Ib Jorgensen gives personal touch to Adam’s auction

Celebrated Danish-born designer’s furniture and art collection feature at upcoming sale


Two sales on Tuesday, October 20th, offer a great selection of art and furniture, from classic mid-century designs to the personal collection of one of Ireland’s most noted designers, Ib Jorgensen.

De Vere's Art & Design auction – which is an online-only sale – offers bidders an eclectic mix of classic design furniture featuring sideboards, cocktail tables, sofas, dining chairs, coffee tables, lighting, mirrors, sculpture and art to include works by Tony O'Malley, Patrick Scott, Hughie O'Donoghue, Liam O'Neill and Colin Davidson.

Danish furniture – known for its craftsmanship and functionality, while focusing on simple clean lines – includes works by Niels Moller, Johannes Andersen and Bruno Hansen. Also in the catalogue of 200 lots are two of Poul Henningsen's fabulous Artichoke ceiling lights.

These were made by lighting manufacturer Louis Poulsen for Copenhagen's Langelinie waterfront restaurant in 1958, after luminary designer Henningsen revisited a radical design he had abandoned more than 30 years before – a ceiling light that resembled an upside-down artichoke.

READ MORE

What made these designs revolutionary was the fact that you could not see the light source. In those days light was purely functional – lamps were not seen as works of art or furniture – and Henningsen’s creation combined both functionality and beauty.

One of these light fixtures from the Danish restaurant sold in France in 2018, achieving €8,500. The retail price for a new light is about €9,000, and the two featured in the catalogue are listed at a more modest €3,000-€5,000 apiece.

Other light fittings include a pair of metal pendant lights, in the manner of Louis Weisdorff (€500-€700) or a single for €200-€300, and a very contemporary-looking chandelier from the 1960s by Goffredo Reggiani in boxed format with chrome (€400-€600).

Working from home

With so many of us working from home, the soft-pad EA207 desk chair by Charles and Ray Eames for Vitra (€500-€700) is sure to see interest, both from a collecting and comfort point of view, as will the set of six Model 79 teak dining chairs by Niels Otto Moller (€1,000-€1,500).
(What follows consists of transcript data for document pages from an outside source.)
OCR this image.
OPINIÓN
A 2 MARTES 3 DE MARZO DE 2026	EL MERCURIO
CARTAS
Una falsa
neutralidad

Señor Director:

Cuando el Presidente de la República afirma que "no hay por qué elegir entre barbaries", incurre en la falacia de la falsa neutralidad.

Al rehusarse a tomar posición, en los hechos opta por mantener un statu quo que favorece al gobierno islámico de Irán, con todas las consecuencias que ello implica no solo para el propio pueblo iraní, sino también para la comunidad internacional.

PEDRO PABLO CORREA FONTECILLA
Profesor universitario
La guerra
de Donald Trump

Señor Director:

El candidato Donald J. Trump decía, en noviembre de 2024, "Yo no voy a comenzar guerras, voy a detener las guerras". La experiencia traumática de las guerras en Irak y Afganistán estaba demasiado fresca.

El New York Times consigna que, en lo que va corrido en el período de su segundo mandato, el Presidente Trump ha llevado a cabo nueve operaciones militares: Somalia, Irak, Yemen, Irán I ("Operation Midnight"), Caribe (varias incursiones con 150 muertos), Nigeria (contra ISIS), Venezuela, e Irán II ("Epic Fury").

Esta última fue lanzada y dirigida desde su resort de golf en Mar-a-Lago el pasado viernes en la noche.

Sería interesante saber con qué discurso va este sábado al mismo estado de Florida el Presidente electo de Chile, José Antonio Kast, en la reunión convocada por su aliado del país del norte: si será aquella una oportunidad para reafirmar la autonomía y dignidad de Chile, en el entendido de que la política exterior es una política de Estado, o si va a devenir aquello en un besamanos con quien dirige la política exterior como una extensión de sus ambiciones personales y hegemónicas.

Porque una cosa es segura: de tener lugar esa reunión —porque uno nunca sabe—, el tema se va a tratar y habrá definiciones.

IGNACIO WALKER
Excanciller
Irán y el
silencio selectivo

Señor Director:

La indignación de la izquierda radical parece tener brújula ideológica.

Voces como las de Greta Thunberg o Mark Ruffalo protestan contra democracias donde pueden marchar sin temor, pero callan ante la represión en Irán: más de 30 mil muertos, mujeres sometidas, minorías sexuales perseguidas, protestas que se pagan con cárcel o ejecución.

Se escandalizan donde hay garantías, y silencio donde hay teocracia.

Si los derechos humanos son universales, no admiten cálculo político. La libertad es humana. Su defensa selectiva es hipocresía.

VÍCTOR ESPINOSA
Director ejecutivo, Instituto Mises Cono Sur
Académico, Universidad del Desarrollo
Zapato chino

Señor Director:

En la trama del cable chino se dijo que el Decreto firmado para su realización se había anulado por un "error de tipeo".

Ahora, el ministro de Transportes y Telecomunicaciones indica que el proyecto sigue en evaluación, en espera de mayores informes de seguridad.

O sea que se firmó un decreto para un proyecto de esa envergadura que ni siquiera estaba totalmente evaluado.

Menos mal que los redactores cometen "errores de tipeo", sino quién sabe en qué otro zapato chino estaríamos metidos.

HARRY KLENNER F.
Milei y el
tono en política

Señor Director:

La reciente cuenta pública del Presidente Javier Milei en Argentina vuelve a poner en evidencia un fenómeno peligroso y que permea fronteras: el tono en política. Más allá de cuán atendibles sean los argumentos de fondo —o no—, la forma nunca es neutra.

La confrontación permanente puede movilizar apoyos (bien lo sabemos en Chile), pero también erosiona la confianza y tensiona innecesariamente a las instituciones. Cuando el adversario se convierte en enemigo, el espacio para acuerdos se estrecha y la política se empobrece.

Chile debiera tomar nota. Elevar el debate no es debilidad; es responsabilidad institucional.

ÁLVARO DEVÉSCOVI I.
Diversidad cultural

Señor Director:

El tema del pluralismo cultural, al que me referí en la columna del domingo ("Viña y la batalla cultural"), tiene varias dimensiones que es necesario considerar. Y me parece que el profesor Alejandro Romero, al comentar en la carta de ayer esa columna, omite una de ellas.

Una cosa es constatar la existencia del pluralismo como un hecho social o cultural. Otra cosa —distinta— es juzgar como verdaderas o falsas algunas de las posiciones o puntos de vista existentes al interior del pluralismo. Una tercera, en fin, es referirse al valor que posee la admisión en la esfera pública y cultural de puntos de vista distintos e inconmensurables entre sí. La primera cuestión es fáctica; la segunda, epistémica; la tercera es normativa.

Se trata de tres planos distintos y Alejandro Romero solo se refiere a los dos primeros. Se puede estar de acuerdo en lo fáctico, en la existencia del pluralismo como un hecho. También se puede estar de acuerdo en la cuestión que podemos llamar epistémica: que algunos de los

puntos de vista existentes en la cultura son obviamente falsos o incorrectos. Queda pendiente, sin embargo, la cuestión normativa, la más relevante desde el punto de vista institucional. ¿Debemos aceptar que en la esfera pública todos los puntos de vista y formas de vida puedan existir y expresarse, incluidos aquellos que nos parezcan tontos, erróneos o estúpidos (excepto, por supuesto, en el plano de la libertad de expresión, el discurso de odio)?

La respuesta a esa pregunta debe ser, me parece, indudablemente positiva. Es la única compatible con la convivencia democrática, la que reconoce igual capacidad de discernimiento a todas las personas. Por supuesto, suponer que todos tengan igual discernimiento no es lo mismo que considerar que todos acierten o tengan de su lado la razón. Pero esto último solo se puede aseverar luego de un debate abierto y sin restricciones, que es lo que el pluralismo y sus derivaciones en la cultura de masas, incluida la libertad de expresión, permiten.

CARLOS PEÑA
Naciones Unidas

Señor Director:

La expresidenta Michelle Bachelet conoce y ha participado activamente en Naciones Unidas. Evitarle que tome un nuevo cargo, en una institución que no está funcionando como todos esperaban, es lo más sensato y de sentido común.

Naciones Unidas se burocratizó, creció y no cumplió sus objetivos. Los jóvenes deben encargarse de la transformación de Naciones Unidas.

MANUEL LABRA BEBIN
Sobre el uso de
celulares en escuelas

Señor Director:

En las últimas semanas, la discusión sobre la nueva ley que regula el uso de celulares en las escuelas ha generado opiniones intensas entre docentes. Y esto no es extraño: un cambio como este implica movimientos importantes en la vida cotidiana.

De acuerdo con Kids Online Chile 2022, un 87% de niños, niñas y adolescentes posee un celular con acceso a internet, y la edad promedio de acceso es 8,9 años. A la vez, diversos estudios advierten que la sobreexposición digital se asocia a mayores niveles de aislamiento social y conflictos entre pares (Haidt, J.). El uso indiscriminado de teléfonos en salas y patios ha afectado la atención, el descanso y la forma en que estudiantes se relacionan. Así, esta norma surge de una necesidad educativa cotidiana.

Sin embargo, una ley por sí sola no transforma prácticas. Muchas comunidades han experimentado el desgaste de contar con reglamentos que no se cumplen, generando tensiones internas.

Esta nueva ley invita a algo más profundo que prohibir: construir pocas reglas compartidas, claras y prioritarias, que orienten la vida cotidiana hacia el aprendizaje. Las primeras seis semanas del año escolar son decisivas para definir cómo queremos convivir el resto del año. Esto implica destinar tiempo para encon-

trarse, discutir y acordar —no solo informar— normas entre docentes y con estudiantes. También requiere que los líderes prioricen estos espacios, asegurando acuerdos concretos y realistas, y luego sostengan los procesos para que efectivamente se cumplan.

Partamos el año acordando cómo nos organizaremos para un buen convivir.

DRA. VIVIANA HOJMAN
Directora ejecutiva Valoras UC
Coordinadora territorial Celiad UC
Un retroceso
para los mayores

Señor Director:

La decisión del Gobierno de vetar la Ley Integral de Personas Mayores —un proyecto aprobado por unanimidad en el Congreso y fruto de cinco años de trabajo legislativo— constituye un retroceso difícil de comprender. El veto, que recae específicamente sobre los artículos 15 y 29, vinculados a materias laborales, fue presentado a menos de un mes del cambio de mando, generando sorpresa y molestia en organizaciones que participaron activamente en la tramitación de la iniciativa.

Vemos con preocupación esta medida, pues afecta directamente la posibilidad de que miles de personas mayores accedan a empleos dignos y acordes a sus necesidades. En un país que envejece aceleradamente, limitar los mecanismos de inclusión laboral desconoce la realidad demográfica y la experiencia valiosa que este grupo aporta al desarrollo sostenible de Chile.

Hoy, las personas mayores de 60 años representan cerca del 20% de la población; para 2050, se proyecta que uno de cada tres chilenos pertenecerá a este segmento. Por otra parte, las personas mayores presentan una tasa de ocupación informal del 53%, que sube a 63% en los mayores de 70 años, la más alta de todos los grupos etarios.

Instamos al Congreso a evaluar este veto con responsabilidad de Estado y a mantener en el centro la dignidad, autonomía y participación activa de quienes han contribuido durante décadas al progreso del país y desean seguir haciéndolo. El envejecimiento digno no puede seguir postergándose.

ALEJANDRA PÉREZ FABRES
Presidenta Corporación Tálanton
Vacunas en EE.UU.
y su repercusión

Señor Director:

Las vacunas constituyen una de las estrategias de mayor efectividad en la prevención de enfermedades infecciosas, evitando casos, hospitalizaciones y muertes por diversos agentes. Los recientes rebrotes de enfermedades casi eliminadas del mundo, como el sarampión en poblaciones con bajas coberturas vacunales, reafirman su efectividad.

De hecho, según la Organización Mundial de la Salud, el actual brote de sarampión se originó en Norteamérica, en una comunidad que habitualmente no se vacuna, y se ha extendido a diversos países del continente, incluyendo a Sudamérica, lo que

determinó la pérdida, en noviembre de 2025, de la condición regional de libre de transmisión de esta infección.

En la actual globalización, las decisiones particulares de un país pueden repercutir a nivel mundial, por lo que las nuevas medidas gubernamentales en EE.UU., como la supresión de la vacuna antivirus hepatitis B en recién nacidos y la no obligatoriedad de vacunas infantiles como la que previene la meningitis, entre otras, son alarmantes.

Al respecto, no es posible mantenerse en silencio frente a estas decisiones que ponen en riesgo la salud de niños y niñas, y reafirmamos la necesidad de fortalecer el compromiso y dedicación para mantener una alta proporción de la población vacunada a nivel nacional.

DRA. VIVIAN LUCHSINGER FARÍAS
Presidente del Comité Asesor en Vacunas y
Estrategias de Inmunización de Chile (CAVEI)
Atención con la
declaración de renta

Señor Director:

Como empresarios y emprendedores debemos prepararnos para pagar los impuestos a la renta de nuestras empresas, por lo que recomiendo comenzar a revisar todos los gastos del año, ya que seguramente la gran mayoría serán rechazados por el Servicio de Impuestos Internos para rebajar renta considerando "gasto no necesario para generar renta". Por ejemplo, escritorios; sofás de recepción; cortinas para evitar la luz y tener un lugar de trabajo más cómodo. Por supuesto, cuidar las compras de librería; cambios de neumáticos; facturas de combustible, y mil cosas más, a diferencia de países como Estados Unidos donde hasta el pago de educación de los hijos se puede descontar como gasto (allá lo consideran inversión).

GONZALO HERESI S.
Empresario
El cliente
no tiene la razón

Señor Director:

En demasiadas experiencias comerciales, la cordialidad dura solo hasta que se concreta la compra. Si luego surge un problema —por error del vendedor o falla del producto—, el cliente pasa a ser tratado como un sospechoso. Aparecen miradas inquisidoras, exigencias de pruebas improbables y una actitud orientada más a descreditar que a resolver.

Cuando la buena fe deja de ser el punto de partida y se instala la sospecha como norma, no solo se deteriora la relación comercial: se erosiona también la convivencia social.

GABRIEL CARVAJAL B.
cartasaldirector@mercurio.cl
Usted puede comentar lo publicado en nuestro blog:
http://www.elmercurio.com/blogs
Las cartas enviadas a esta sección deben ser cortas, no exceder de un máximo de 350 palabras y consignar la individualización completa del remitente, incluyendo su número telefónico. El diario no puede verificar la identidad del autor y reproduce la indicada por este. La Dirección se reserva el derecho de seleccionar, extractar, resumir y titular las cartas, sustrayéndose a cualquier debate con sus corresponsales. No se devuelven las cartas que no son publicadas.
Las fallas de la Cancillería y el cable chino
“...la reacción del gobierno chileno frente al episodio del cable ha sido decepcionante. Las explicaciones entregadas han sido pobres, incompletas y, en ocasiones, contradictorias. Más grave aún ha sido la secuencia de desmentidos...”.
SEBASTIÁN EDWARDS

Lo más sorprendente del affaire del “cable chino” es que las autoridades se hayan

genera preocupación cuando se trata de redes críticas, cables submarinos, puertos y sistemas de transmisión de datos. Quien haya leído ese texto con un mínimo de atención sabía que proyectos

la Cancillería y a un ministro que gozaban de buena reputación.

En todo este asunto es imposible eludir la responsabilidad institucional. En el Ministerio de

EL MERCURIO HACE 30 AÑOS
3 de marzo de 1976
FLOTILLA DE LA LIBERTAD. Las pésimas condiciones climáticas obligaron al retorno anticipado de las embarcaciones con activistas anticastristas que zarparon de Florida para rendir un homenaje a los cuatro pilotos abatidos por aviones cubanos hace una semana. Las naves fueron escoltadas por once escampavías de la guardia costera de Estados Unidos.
There is good value to be had in tables and art, with a number of Jack B Yeats hand-painted Cuala press prints listed at €100-€200, and quite a few paintings, prints and bronzes within the same price bracket.

The two important paintings are Tony O’Malley’s The High Moon, which is seeking €8,000-€12,000 and Patrick Scott’s Gold Painting, which would suit a large wall due to its size at 1.2sq m (€10,000-€15,000).

Also in there is a Patricia Jorgensen wool wall hanging (€1,000-€1,500) made by V'Soke Joyce, the Oughterard-based carpet factory.

Patricia Jorgensen was the first wife of Irish designer Ib Jorgensen, who by chance is the focus of the Adam’s sale on the same day.

Ib Jorgensen, apart from being one of the most highly respected couture designers Ireland has ever produced, also ran one of Ireland’s leading galleries for the past three decades over his city centre-based fashion salon.

Jorgensen, a graduate of Grafton Academy of Dress Designing in Dublin who established his own salon at the age of 22, was the first chairperson of the Irish Designers’ Association, and his designs were stocked in the International Designers’ Room in Harrods and Liberty of London.

Time to retire

Now, at the tender age of 85, the designer and curator has decided it is time to retire and has placed his furniture for sale through Adam’s on St Stephen’s Green. He is also downsizing from his Mount Merrion Avenue home in Blackrock.

The Danish-born designer, who moved to Ireland at the age of 15, is celebrated at the National Museum of Decorative Arts and History at Collins Barracks, in Ib Jorgensen: A Fashion Retrospective, where his creations in beaded silks and velvets can be seen.

Auctioneer James O’Halloran describes the sale as “an eclectic lot drawn from both Jorgensen’s personal and gallery collections”, which includes antique and modern furniture along with paintings and decorative arts.

Paintings include works by Camille Souter, Evie Hone and Felim Egan. One of the highlights of the sale is Walter Osborne's A Young Girl in a Village, which is described as being characteristic of Osborne "yet colourful and surprising, combining naturalism with an evocative narrative content". Another is a "real snapshot of almost cinematic quality" by art historian Julian Campbell (€30,000-€50,000).

The furniture collection includes a lovely pair of regency mahogany side tables, whose neat size means they would feel at home in either an apartment or grand house (€4,000-€6,000).

Modern pieces include two Italian chrome and brass rectangular upright open shelf units that are listed at €800-€1,200 apiece.

The sale will be live with O’Halloran alone in the salesroom – due to the virus that keeps rearing its ugly head – with online, telephone or absentee bidding.